Subject: Re: Busspace sanity ...
To: grefen@hprc.tandem.com, Jason Thorpe <thorpej@nas.nasa.gov>
From: John Nemeth <jnemeth@cue.bc.ca>
List: port-i386
Date: 06/13/1998 01:59:19
On Jun 10, 12:41am, Stefan Grefen wrote:
} In message <199806092202.PAA10864@lestat.nas.nasa.gov>  Jason Thorpe wrote:
} > On Tue, 09 Jun 1998 23:25:15 +0200 
} >  Stefan Grefen <grefen@hprc.tandem.com> wrote:
} > 
} >  > I aggree, but please with a additional switch. This is helpful for
} >  > driver development but not for daily use.
} > 
} > The DEBUG option isn't really "for daily use", either...  I guess you
} > and I disagree on the semantics of the DEBUG option.
} 
} The problem is the message goes away without DEBUG, but a 'fixed'
} driver stays.

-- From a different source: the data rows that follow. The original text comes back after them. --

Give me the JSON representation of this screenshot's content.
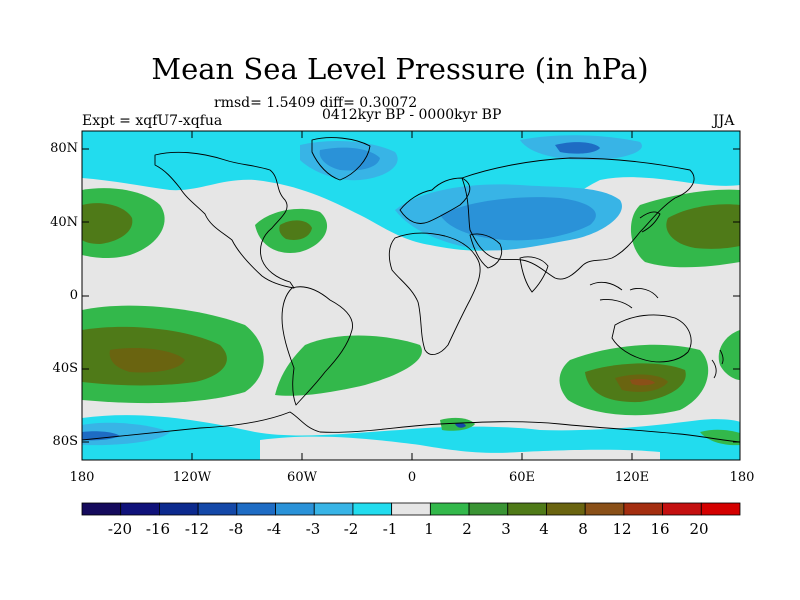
{
  "title": "Mean Sea Level Pressure (in hPa)",
  "stats": "rmsd= 1.5409 diff= 0.30072",
  "period": "0412kyr BP - 0000kyr BP",
  "experiment": "Expt = xqfU7-xqfua",
  "season": "JJA",
  "lat_ticks": [
    "80N",
    "40N",
    "0",
    "40S",
    "80S"
  ],
  "lon_ticks": [
    "180",
    "120W",
    "60W",
    "0",
    "60E",
    "120E",
    "180"
  ],
  "colorbar": {
    "labels": [
      "-20",
      "-16",
      "-12",
      "-8",
      "-4",
      "-3",
      "-2",
      "-1",
      "1",
      "2",
      "3",
      "4",
      "8",
      "12",
      "16",
      "20"
    ],
    "colors": [
      "#150a5c",
      "#10127a",
      "#0c2a8e",
      "#1448a8",
      "#1e6cc4",
      "#2a92d8",
      "#38b4e6",
      "#22dcee",
      "#e6e6e6",
      "#33b84b",
      "#3a9434",
      "#4f7a18",
      "#6a6410",
      "#8a5018",
      "#a42e10",
      "#c41010",
      "#d40000"
    ]
  },
  "colors": {
    "land_outline": "#000000",
    "background_field": "#e6e6e6"
  }
}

I can add a ifdef DEBUG in the driver around the 

     The message goes away when the driver is fixed too.

} I still don't see why the alignment of the data pointer (not the
} busspace address) needs to be stricter aligned than mandatory for the
} CPU (unless you check for another architecture, which I think isn't covered
} by DEBUG).

     Often on processors that don't require strict alignment, there is
a performance penalty, especially in the case of a cache miss (instead
of just waiting for one cache line to fill, or part of one, you have
to wait for two).  And of course, if it crosses a page boundary, and
one of the pages have been paged out, there is a major penalty.  Due
to the performance penalties, I consider it a bug not to use proper
alignment.  It would be interesting to enable alignment checking,
except that it only works in user mode (at least on the i486).
Personally, I always configure compilers to use strict alignment.  The
space tradeoff is minor compared to the performance difference.

} >  > > 	(2) there may be a performance gain for doing aligned access on
} >  > > 	    _any_ port, even when it is not strictly necessary.
} >  > 
} >  > Not if this is the transfer to the device. It would just introduce a
} >  > copy of the data for no reason.
} > 
} > That's only because your m_pullup() does a copy; there are other ways of
} > dealing with the problem.  See the CS8900 that _IS_ in the SUP tree at
} 
} I'm using ports, so it has to be 2 byte access and I think insw beats 
} any other solution. Doing a dance through a tmp variable may be faster than 

     Sure, just make sure the buffer you put the data in is properly
aligned.

} Since I'm using this 386 I'm looking at CPU-cycles again :-)) 

     Not using a properly aligned buffer is going to cost you in terms
of performance regardless of how you get the data from the device.

} You stop doing that if you play with bigger machines in your day-time job.

     This is very unfortunate.  I think about performance issues all
the time.  Just because you have a big machine doesn't mean you can
get sloppy.  Bigger machine generally have bigger problems to solve,
and being sloppy means you need a much bigger machine.

}-- End of excerpt from Stefan Grefen